At the outset of Part Three the composer uses texts from the ancient Vondou Oracle of Benin Republic, both in the original dialect and translated into English, to direct listeners of color to look back to their African forebears for inspiration and strength. The men of the chorus deliver the invocation (“O heed the voice!”) in the Fon dialect and thereafter alternate with the women in English. The tenor soloist also played an important part of the texture here, as it began with calm images of a gentle wind, dancing leaves, little children, and the tender throb of a drum. Budris spun out a lovely liquid legato as the strings evoked rustling leaves. In another subsection the mood turned more urgent, speaking of a growling lioness, wars, and foes, before subsiding with the return of the earlier images. The final subsection sets the eponymous poem, “We Need to Talk!”, by Michael Castro.
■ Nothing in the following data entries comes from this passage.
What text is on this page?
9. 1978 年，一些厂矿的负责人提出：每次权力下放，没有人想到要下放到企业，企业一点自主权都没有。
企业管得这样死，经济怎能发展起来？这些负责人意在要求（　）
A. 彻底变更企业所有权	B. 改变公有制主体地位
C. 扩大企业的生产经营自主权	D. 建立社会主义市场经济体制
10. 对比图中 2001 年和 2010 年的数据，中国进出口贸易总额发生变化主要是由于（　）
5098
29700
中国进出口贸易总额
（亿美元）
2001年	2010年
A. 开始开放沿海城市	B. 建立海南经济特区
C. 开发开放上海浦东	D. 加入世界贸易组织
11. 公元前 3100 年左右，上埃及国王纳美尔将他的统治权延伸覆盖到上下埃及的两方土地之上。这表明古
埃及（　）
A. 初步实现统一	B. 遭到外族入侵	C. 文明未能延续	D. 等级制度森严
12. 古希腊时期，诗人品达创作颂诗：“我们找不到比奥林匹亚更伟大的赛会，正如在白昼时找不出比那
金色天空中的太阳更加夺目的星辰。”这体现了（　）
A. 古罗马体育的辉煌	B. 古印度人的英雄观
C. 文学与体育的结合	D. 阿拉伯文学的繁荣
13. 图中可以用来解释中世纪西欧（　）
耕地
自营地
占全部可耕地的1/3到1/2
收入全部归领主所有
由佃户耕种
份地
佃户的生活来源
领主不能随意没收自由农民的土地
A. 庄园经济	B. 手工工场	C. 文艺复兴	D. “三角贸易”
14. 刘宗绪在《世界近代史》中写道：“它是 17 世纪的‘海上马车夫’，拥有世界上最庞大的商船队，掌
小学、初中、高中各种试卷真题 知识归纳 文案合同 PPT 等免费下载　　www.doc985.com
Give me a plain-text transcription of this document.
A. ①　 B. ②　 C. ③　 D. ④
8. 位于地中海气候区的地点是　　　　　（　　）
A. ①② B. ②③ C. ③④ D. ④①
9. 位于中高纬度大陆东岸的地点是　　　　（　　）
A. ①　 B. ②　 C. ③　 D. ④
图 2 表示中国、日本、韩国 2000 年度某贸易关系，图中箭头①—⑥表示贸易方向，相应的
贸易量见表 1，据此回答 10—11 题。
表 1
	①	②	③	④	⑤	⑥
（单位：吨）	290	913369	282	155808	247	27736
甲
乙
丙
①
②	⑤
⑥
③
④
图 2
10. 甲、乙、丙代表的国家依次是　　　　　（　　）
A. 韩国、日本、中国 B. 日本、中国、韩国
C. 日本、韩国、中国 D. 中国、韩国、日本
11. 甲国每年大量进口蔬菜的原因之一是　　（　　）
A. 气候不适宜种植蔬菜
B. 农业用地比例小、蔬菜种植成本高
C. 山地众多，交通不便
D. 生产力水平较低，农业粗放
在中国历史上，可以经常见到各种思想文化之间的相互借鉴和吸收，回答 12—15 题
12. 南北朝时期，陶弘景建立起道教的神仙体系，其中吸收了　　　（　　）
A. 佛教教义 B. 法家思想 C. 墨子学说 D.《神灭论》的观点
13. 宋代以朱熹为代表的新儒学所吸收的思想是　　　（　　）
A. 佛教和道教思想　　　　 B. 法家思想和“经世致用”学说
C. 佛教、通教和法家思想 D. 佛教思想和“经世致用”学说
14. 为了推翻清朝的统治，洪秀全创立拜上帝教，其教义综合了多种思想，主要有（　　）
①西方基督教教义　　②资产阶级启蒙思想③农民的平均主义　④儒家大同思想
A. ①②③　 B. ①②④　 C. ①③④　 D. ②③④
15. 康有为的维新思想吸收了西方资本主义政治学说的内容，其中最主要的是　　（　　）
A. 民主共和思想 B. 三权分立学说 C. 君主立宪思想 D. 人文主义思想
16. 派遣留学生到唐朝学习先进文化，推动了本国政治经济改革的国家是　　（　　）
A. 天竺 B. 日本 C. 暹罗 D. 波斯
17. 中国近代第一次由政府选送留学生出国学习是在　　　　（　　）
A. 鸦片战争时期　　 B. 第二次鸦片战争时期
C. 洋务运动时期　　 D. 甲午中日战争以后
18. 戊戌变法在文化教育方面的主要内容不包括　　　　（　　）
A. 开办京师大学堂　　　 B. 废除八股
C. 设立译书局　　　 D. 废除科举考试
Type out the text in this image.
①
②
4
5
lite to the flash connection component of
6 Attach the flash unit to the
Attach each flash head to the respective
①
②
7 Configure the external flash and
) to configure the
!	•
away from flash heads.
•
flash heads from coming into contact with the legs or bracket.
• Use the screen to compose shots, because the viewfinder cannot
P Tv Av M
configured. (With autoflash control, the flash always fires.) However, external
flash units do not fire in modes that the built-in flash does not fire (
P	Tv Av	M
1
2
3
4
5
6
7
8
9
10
The singers, both choruses and soloists, here seem to represent descendants of Still’s/Chapin’s lynching-survivors who have thrown off their fear to assert their humanity and their equivalence to any other members of the human race while enjoining those still prejudiced against non-conformists of body-type, dress, gender, and sexual orientation as well as ethnic minorities, to open their closed minds (“It’s claustrophobic in there”) and leave their “echo chambers.” As with Still’s choruses, Onovwerosuoke’s two soloists of separate ethnicities look past their superficial differences, turning toward each other while singing, to suggest their willingness to begin vital dialogue. Indeed, the poem’s thrice-repeated line is the title of the entire piece. While it seems infuriating to have to reiterate these assertions in 2019, we can be thankful that all the accomplished artists in this concert are plainly committed to doing so for as long as necessary. Though Coro Allegro, Heritage Chorale of New Haven, and their directors will likely occupy a political niche for years to come, their high musical standards ensure that general audiences will flock to hear them at least as often for artistic reasons. Long may they prosper!

Geoffrey Wieting holds Bachelor’s degrees in organ and Latin from Oberlin College and a Master’s degree in collaborative piano from New England Conservatory. He is a freelance organist, collaborative pianist and vocal coach. He sings with the Back Bay Chorale and serves on the Board of Directors of the Old West Organ Society.